Keeping a good calendar is essential to your success as an assistant. Gone are the days when a big calendar on the wall would suffice. Now everyone needs access to everything from at least 3 different geographic areas and electronic devices, and it is up to you to make sure that people see what they need to see - and do not have access to the stuff that they don't!
In addition to all of these issues, you, yourself, will need an additional calendar full of personal information that you will need to use to sync up your own personal events with office work and projects. You may also be required to keep a similar calendar for your boss or assorted other parties in your office, depending on how in-depth your organizational responsibilities go.
There are several different takes on how to best handle calendar creation and maintenance. Here are some of the most popular. You will need to experiment to determine what works best for you and your employer:
Develop a Grand Monster Calendar
This calendar will have everything on it that you could ever need to know about anything. The benefits are that it centralizes all the information. However, you may have trouble finding information because the calendar is so crowded, and you will likely have to break this calendar down into individualized calendars for the individuals on the calendar, since it is unlikely that they all need access to each other's personal and professional schedules in detail.

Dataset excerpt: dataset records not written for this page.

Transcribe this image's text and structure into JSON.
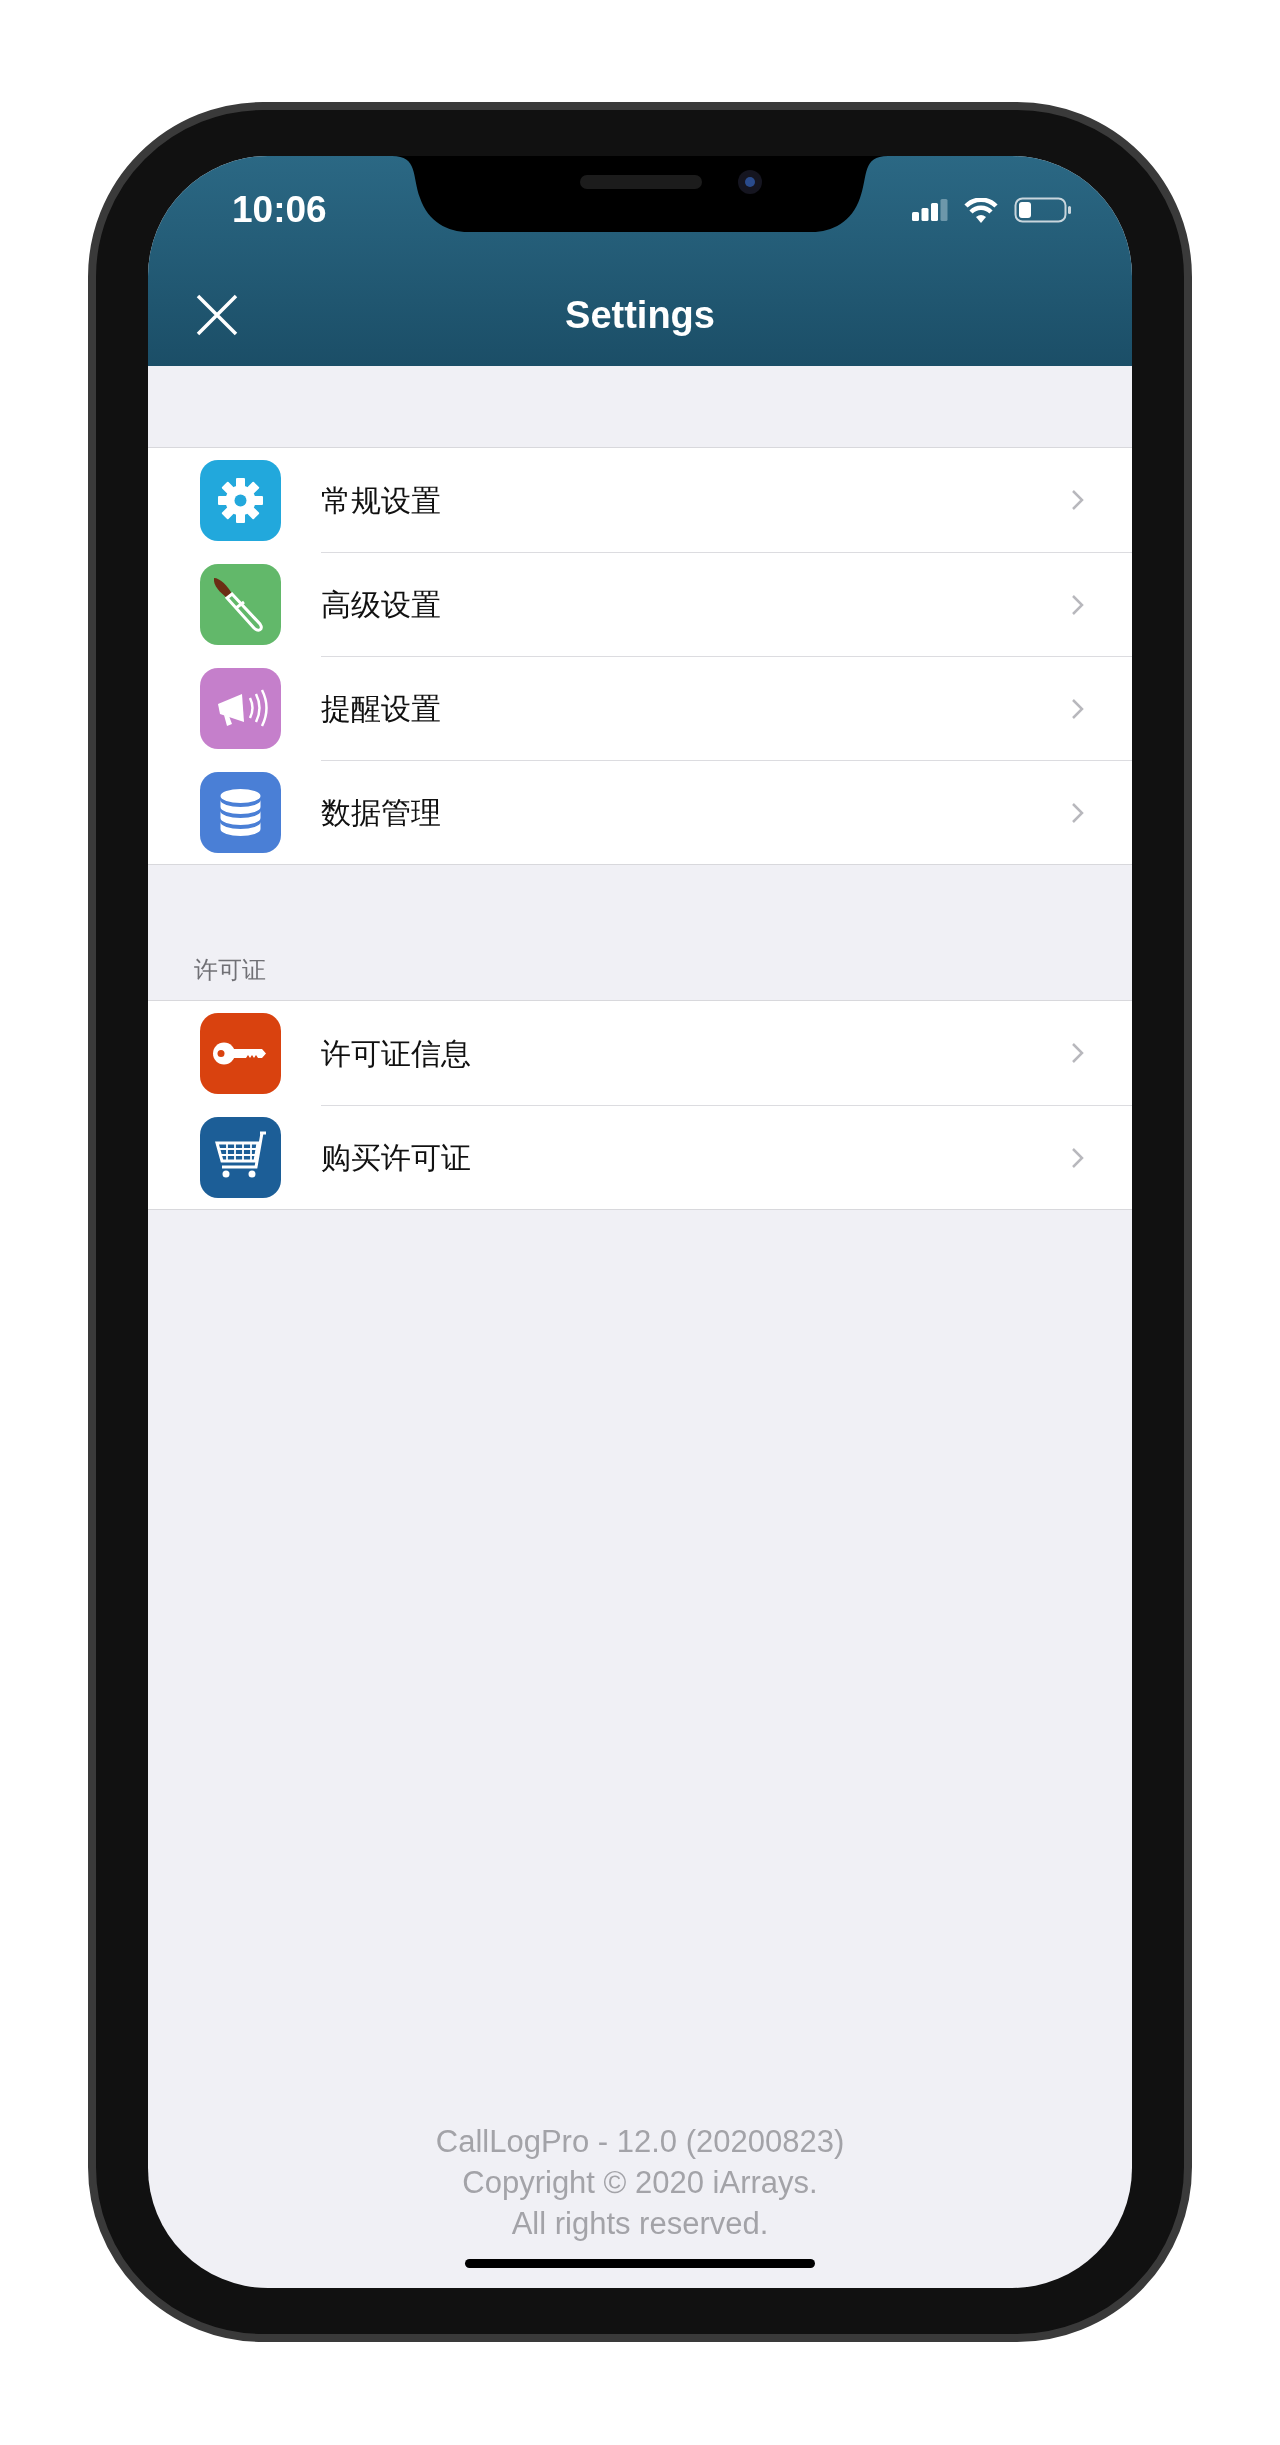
{
  "status_bar": {
    "time": "10:06"
  },
  "nav_bar": {
    "title": "Settings"
  },
  "sections": [
    {
      "items": [
        {
          "label": "常规设置",
          "color": "#22a8dc"
        },
        {
          "label": "高级设置",
          "color": "#62b86a"
        },
        {
          "label": "提醒设置",
          "color": "#c57fcb"
        },
        {
          "label": "数据管理",
          "color": "#4a7fd6"
        }
      ]
    },
    {
      "header": "许可证",
      "items": [
        {
          "label": "许可证信息",
          "color": "#d9420f"
        },
        {
          "label": "购买许可证",
          "color": "#1c5e97"
        }
      ]
    }
  ],
  "footer": [
    "CallLogPro - 12.0 (20200823)",
    "Copyright © 2020 iArrays.",
    "All rights reserved."
  ]
}
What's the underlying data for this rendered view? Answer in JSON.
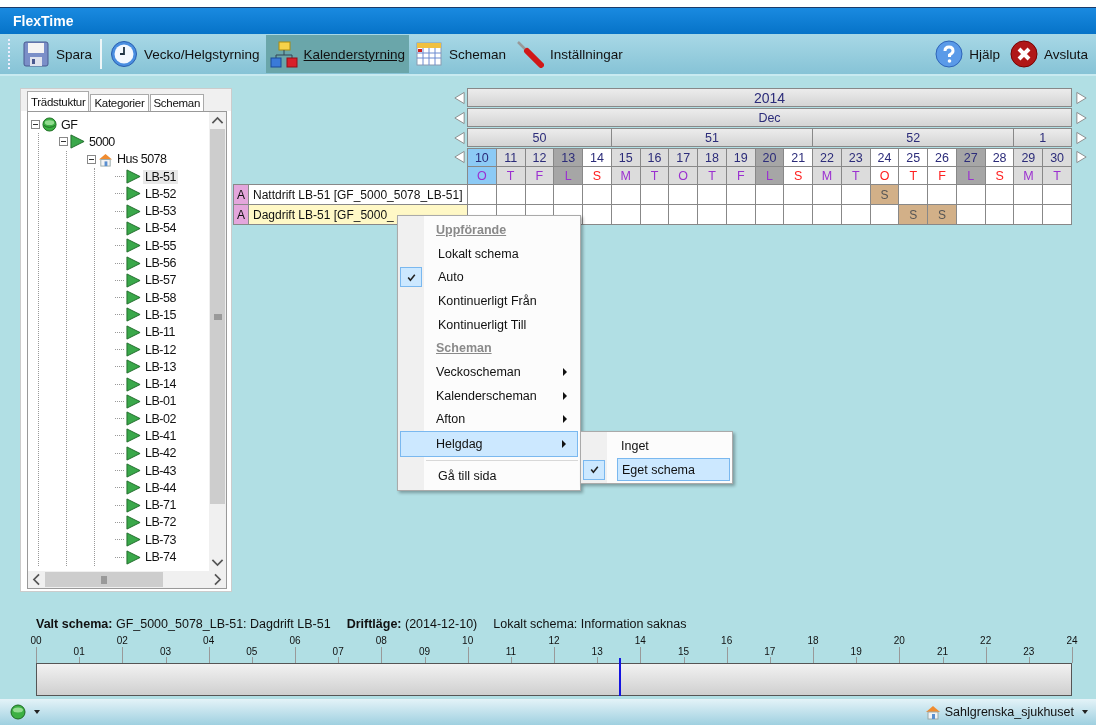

Set up a series of individual calendars that you and the owners can both update
This is useful because it enables you and the other party to contribute to keeping the calendar current. However, you will end up spending a lot of time checking individual calendars to determine who can and cannot make events and you may end up missing items that have been updated recently or that an owner neither told you about nor added personally.
You can personally maintain "group calendars"
These are calendars of people grouped by association. This may be people with similar office responsibilities or who are parts of different teams but work together regularly. Generally these calendars should be maintained just by you so that people do not accidentally add or remove items that do not pertain to them. This somewhat eliminates cross-calendar checking, but it may mean that you also have to keep individual calendars so that not everyone in a group knows what every other person is up to at all times.